The other thing that happened is with the New York Times not available, people who looked for book reviews had no New York Times Sunday Book Review, so a small group of intellectuals on the Upper West Side, led by Robert Silvers and Robert Lowell and others took the opportunity to create a biweekly literary periodical, the New York Review of Books.

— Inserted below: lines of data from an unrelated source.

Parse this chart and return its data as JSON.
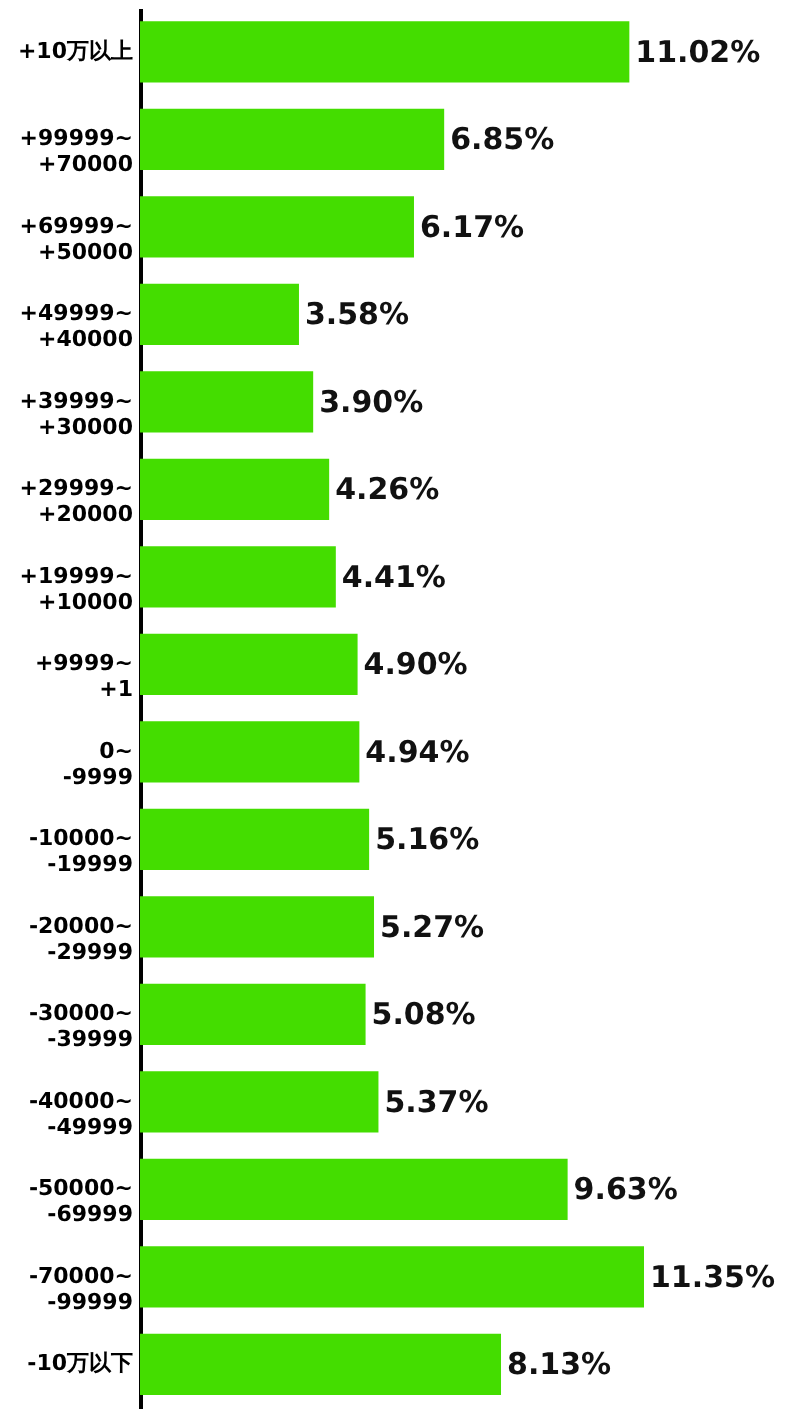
{
  "chart_data": {
    "type": "bar",
    "orientation": "horizontal",
    "tick_labels": "y",
    "categories": [
      "+10万以上",
      "+99999~\n+70000",
      "+69999~\n+50000",
      "+49999~\n+40000",
      "+39999~\n+30000",
      "+29999~\n+20000",
      "+19999~\n+10000",
      "+9999~\n+1",
      "0~\n-9999",
      "-10000~\n-19999",
      "-20000~\n-29999",
      "-30000~\n-39999",
      "-40000~\n-49999",
      "-50000~\n-69999",
      "-70000~\n-99999",
      "-10万以下"
    ],
    "series": [
      {
        "color": "#44dd00",
        "values": [
          11.02,
          6.85,
          6.17,
          3.58,
          3.9,
          4.26,
          4.41,
          4.9,
          4.94,
          5.16,
          5.27,
          5.08,
          5.37,
          9.63,
          11.35,
          8.13
        ],
        "value_labels": [
          "11.02%",
          "6.85%",
          "6.17%",
          "3.58%",
          "3.90%",
          "4.26%",
          "4.41%",
          "4.90%",
          "4.94%",
          "5.16%",
          "5.27%",
          "5.08%",
          "5.37%",
          "9.63%",
          "11.35%",
          "8.13%"
        ]
      }
    ]
  }
}
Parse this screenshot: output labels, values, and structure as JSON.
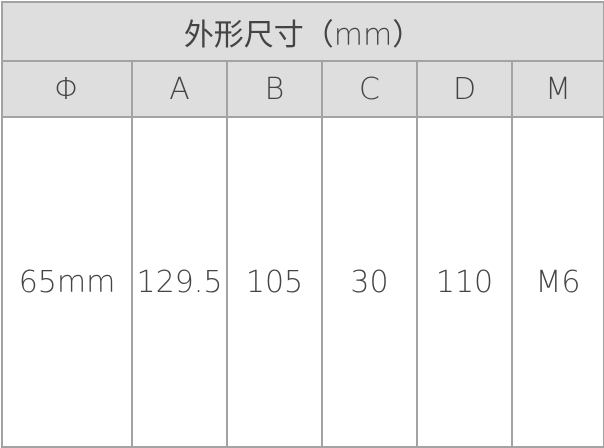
{
  "title": "外形尺寸（mm）",
  "headers": [
    "Φ",
    "A",
    "B",
    "C",
    "D",
    "M"
  ],
  "values": [
    "65mm",
    "129.5",
    "105",
    "30",
    "110",
    "M6"
  ]
}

BOB GARFIELD: And television news which, in 1962 was scarcely developed as a medium, also benefited. Can you tell me how it filled the vacuum left by the newspaper strike?
SCOTT SHERMAN: Most of the local television stations added significant amounts of money to their news budget and they hired large numbers of reporters. And after the strike ended in the spring of ’63, many people who read newspapers never went back to newspapers. They stayed with local TV news.
BOB GARFIELD: Well, if cold type was the sort of Damocles to the typographers in 1962, the Internet is the same for traditional newspaper employees in 2012. Is there any force out there now that’s the equivalent of Local #6 of the ITU?
SCOTT SHERMAN: For better or worse, we don't have a Bert Powers on the scene. Newspaper employees are more or less defenseless, and it may turn out that the digital newspaper world that's coming, a largely union-free landscape, could turn out to be more exhilarating than the 1960s. But I'm nostalgic about the fact that the thud of the newspaper on our front steps in the morning won’t be there.
BOB GARFIELD: Scott, thank you.
SCOTT SHERMAN: Bob, thank you.
BOB GARFIELD: Scott Sherman is a contributing writer for The Nation. You can read his Web exclusive about the printer’s strike at VanityFair.com.